Katherine Shurlds, FOIArkansas Project

Arkansas’ Freedom of Information Act is superior in some ways when compared to similar laws in surrounding states.

It is broader than laws in other states, for example, and it allows better citizen access to government records than most.

On the downside, Arkansas is one of only two in the region that makes its exemptions mandatory, taking discretion away from public bodies.

A comparison of open records laws in Mississippi, Missouri, Oklahoma, Tennessee, Texas and Louisiana was based on language, court cases, interpretations of the acts and opinions by attorneys general.

Who can request records under the various open records laws?

“Any citizen of the State of Arkansas” may ask to inspect the state’s public records. Tennessee requires state citizenship. In the other states, “any person” may ask to see the state’s records.

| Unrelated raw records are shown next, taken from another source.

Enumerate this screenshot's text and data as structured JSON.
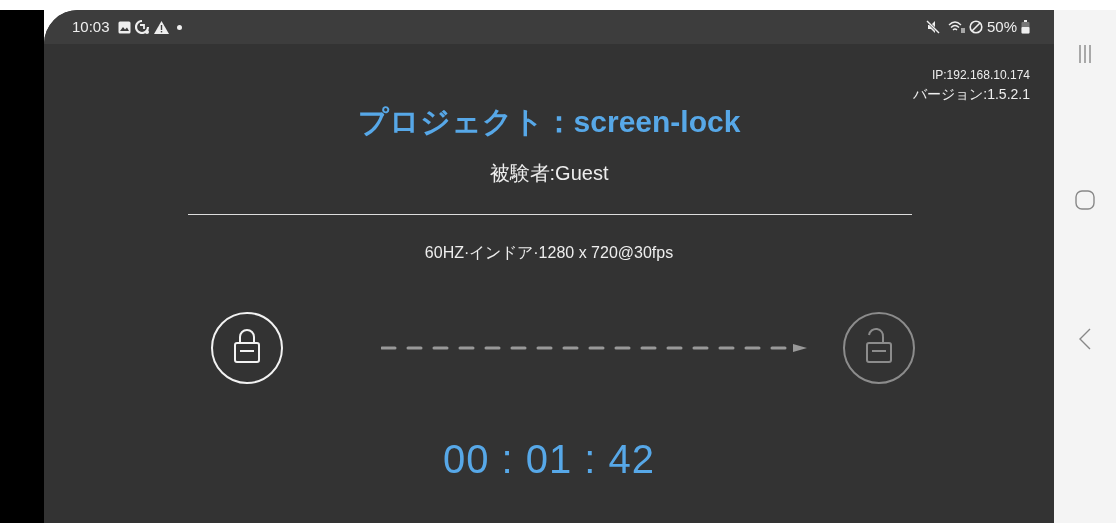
{
  "status_bar": {
    "time": "10:03",
    "battery_text": "50%"
  },
  "ip": "IP:192.168.10.174",
  "version": "バージョン:1.5.2.1",
  "title": "プロジェクト：screen-lock",
  "subject": "被験者:Guest",
  "settings_line": "60HZ·インドア·1280 x 720@30fps",
  "locks": [
    {
      "kind": "locked"
    },
    {
      "kind": "unlocked"
    }
  ],
  "timer": "00 : 01 : 42"
}
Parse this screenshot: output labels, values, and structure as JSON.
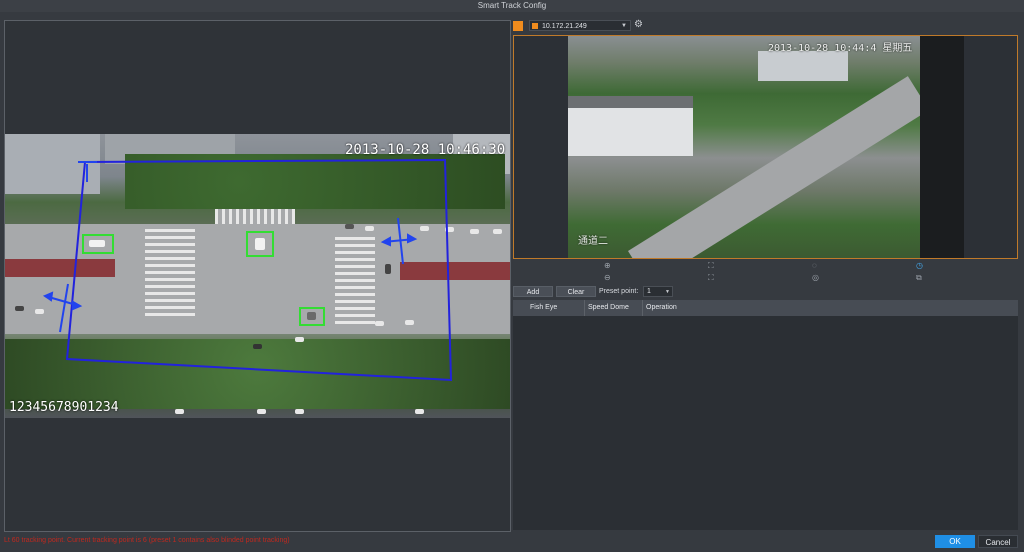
{
  "window": {
    "title": "Smart Track Config"
  },
  "fisheye": {
    "timestamp": "2013-10-28 10:46:30",
    "overlay_text": "12345678901234"
  },
  "dome": {
    "camera_select": "10.172.21.249",
    "overlay_text_top": "2013-10-28 10:44:4 星期五",
    "overlay_text_bottom": "通道二"
  },
  "controls": {
    "icons": [
      "zoom-in-icon",
      "zoom-out-icon",
      "focus-near-icon",
      "focus-far-icon",
      "iris-open-icon",
      "iris-close-icon",
      "auto-track-icon",
      "preset-icon"
    ]
  },
  "actions": {
    "add_label": "Add",
    "clear_label": "Clear",
    "preset_label": "Preset point:",
    "preset_value": "1"
  },
  "table": {
    "columns": [
      "Fish Eye",
      "Speed Dome",
      "Operation"
    ]
  },
  "status": {
    "error_text": "Lt 60 tracking point. Current tracking point is 6 (preset 1 contains also blinded point tracking)"
  },
  "footer": {
    "ok_label": "OK",
    "cancel_label": "Cancel"
  },
  "colors": {
    "accent": "#f08c1e",
    "primary": "#1f8fe6",
    "selection_box": "#2222dd",
    "target_box": "#33dd33",
    "error": "#c0281e"
  }
}
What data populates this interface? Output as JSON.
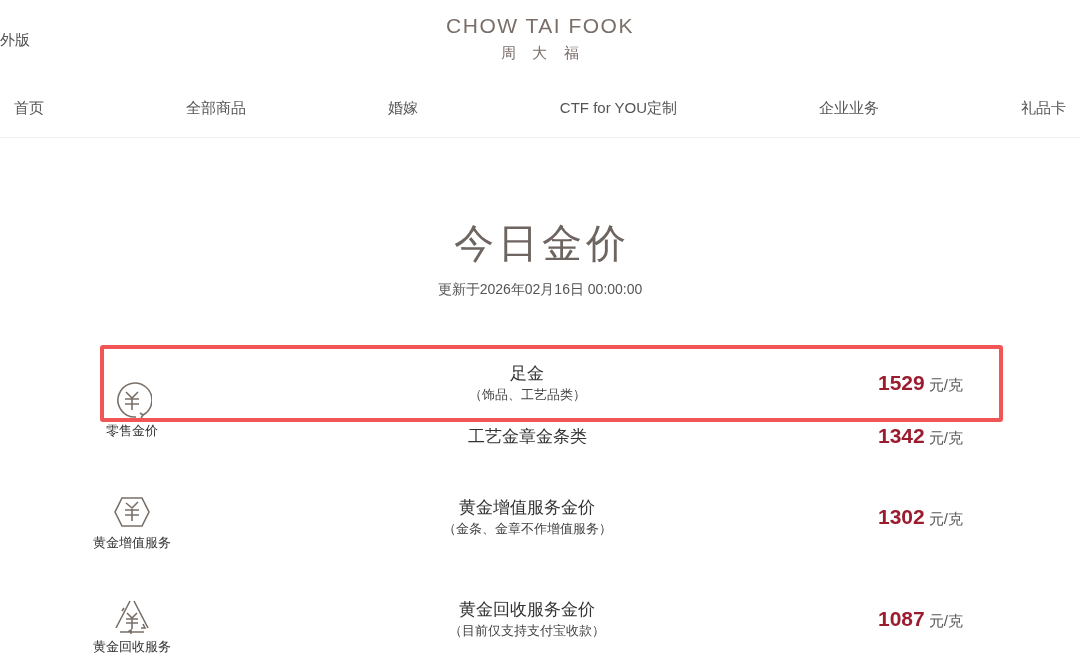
{
  "header": {
    "region_link": "外版",
    "logo_en": "CHOW TAI FOOK",
    "logo_zh": "周 大 福"
  },
  "nav": [
    "首页",
    "全部商品",
    "婚嫁",
    "CTF for YOU定制",
    "企业业务",
    "礼品卡"
  ],
  "page_title": "今日金价",
  "updated": "更新于2026年02月16日 00:00:00",
  "rows": [
    {
      "kind": "circle",
      "icon_label": "零售金价",
      "name": "足金",
      "note": "（饰品、工艺品类）",
      "price": "1529",
      "unit": "元/克",
      "highlighted": true
    },
    {
      "name": "工艺金章金条类",
      "price": "1342",
      "unit": "元/克",
      "highlighted": false
    },
    {
      "kind": "diamond",
      "icon_label": "黄金增值服务",
      "name": "黄金增值服务金价",
      "note": "（金条、金章不作增值服务）",
      "price": "1302",
      "unit": "元/克",
      "highlighted": false
    },
    {
      "kind": "recycle",
      "icon_label": "黄金回收服务",
      "name": "黄金回收服务金价",
      "note": "（目前仅支持支付宝收款）",
      "price": "1087",
      "unit": "元/克",
      "highlighted": false
    }
  ]
}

For the most part, the FOI laws of the seven states do not require the person making the request to reveal why he or she is requesting the record. Oklahoma makes an exception for requests with a commercial purpose, when the fees that the public body can charge for making the record available may be affected.

In Arkansas, records of a public official or employee and a governmental agency are covered by the FOIA. Any records that are “required by law to be kept or otherwise kept” that “constitute a record of the performance or lack of performance of official functions” are public, as well as all records “maintained in public offices or by public employees within the scope of their employment.”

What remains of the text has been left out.